The Raiders now return home for a month, as they play their next three games at home, with their bye in between. They don't play a road game until Nov. 10.
The PFW Spin
Beyond the emotional impact of the game, the victory in Week Five was huge for the Raiders in other ways. Jackson wants to lead his team to the postseason in his first season at the helm, and the Raiders' organization, as a whole, is desperate for a return to the playoffs, a place it hasn't been since 2002. At 3-2, the team has an opportunity to make that a reality.
For that to happen, however, the team needs to improve its play. Even the strength of the team, the defensive line, could use an upgrade. Too often this season, the front four has been undisciplined and careless, leading to big plays for their opponents. While, at times, they have been impressive, it remains to be seen if the unit is mentally strong enough and physically dominant enough to lead the team to the playoffs.

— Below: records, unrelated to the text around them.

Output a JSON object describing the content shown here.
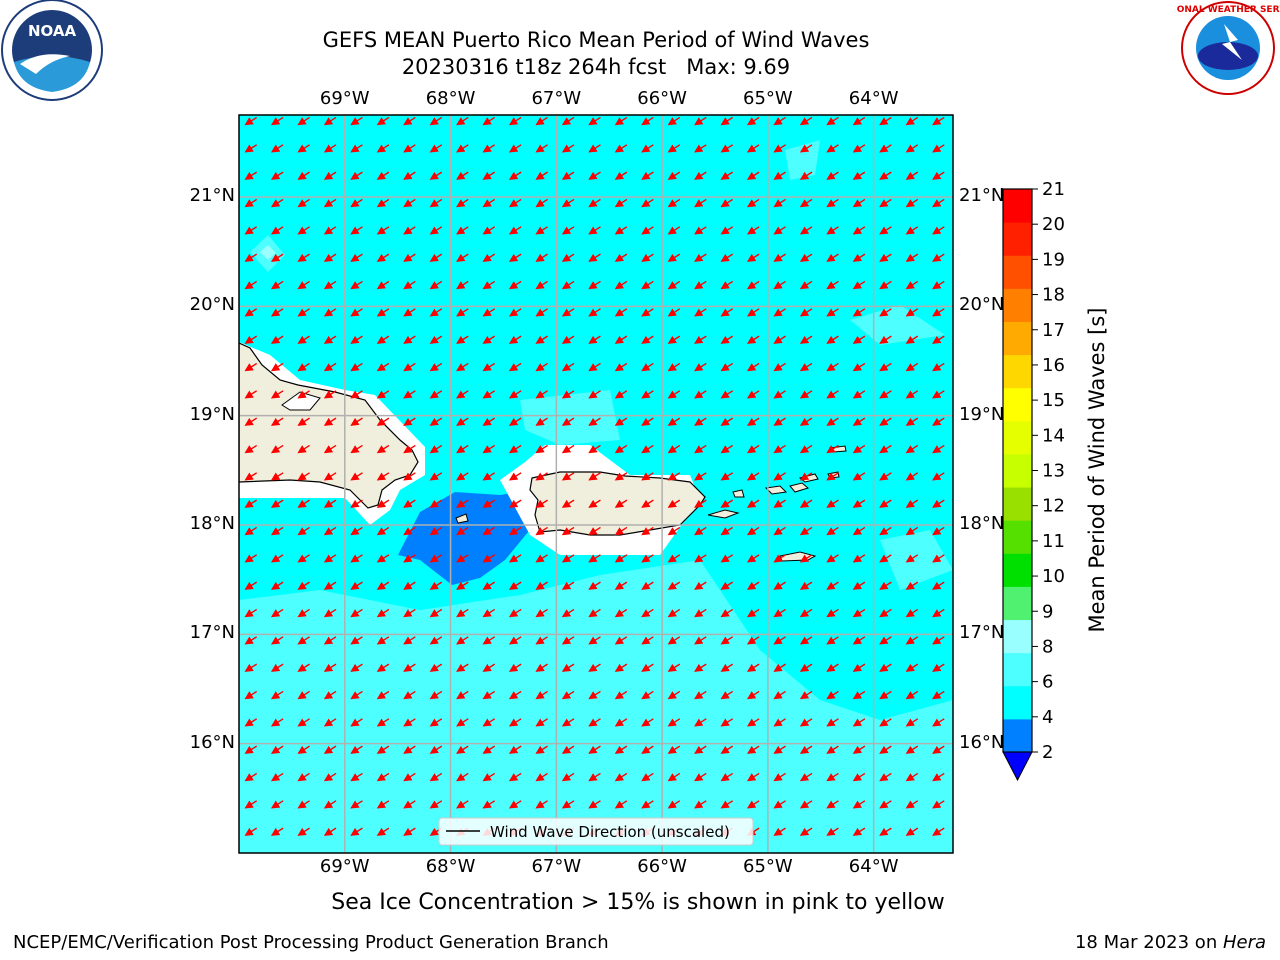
{
  "title_line1": "GEFS MEAN Puerto Rico Mean Period of Wind Waves",
  "title_line2": "20230316 t18z 264h fcst   Max: 9.69",
  "subtitle": "Sea Ice Concentration > 15% is shown in pink to yellow",
  "footer_left": "NCEP/EMC/Verification Post Processing Product Generation Branch",
  "footer_date": "18 Mar 2023 on ",
  "footer_machine": "Hera",
  "legend_label": "Wind Wave Direction (unscaled)",
  "logos": {
    "left": "NOAA",
    "right": "NATIONAL WEATHER SERVICE"
  },
  "map": {
    "lon_labels": [
      "69°W",
      "68°W",
      "67°W",
      "66°W",
      "65°W",
      "64°W"
    ],
    "lat_labels": [
      "21°N",
      "20°N",
      "19°N",
      "18°N",
      "17°N",
      "16°N"
    ],
    "lon_values": [
      -69,
      -68,
      -67,
      -66,
      -65,
      -64
    ],
    "lat_values": [
      21,
      20,
      19,
      18,
      17,
      16
    ],
    "lon_range": [
      -70,
      -63.25
    ],
    "lat_range": [
      15,
      21.75
    ],
    "arrow_color": "#ff0000",
    "land_color": "#f0eedc",
    "ocean_base_color": "#00ffff"
  },
  "colorbar": {
    "label": "Mean Period of Wind Waves [s]",
    "ticks": [
      "21",
      "20",
      "19",
      "18",
      "17",
      "16",
      "15",
      "14",
      "13",
      "12",
      "11",
      "10",
      "9",
      "8",
      "6",
      "4",
      "2"
    ],
    "colors": [
      "#0000ff",
      "#0080ff",
      "#00ffff",
      "#4dffff",
      "#99ffff",
      "#50f070",
      "#00e000",
      "#55e000",
      "#99e000",
      "#c8ff00",
      "#e6ff00",
      "#ffff00",
      "#ffd700",
      "#ffaa00",
      "#ff8000",
      "#ff5000",
      "#ff2000",
      "#ff0000"
    ]
  }
}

Against the Texans, the Raiders'D-line played well. It helped limit the NFL's leading rusher from last season, Arian Foster, to just 68 yards on 22 carries; 20 of those yards came on a run in the first quarter. They also rushed the passer, sacking QB Matt Schaub three times, hitting him on five other occasions and forcing several off-balance throws, including the final play of the game where FS Michael Huff intercepted Schaub in the endzone to seal the win. For a team that doesn't blitz too often, that is an impressive pass rush.
DT Richard Seymour, the leader of the defensive line, had two of the sacks and added two batted down passes. With Seymour, there's always a bad with the good though, as he was flagged for a blatant roughing-the-passer call on the Texans' final drive of the game. The penalty could have cost Oakland big time, giving Houston 15 yards with no time coming off the clock as it was driving in an attempt to grab the win, but the defense prevailed in the end. The roughing penalty was the second time in as many weeks that Seymour was flagged for that infraction.
In order to make the defense playoff-worthy, Seymour will need to eliminate the mistakes and continue his superb play. That goes for the rest of the line, as well. When the Oakland front four is penetrating offensive backfields and keeping blockers off the team's playmaking linebackers, the Raiders' D-line is as good as any in the league. When they get lazy and allow offenses to overpower them, which is what the Patriots did in Week Four, they have major problems.
There's a reason the Raiders have the 30th-ranked defense in the league, and while it's not all the fault of the defensive line, improved play from that group will help the team follow Davis' famous mantra more often this season.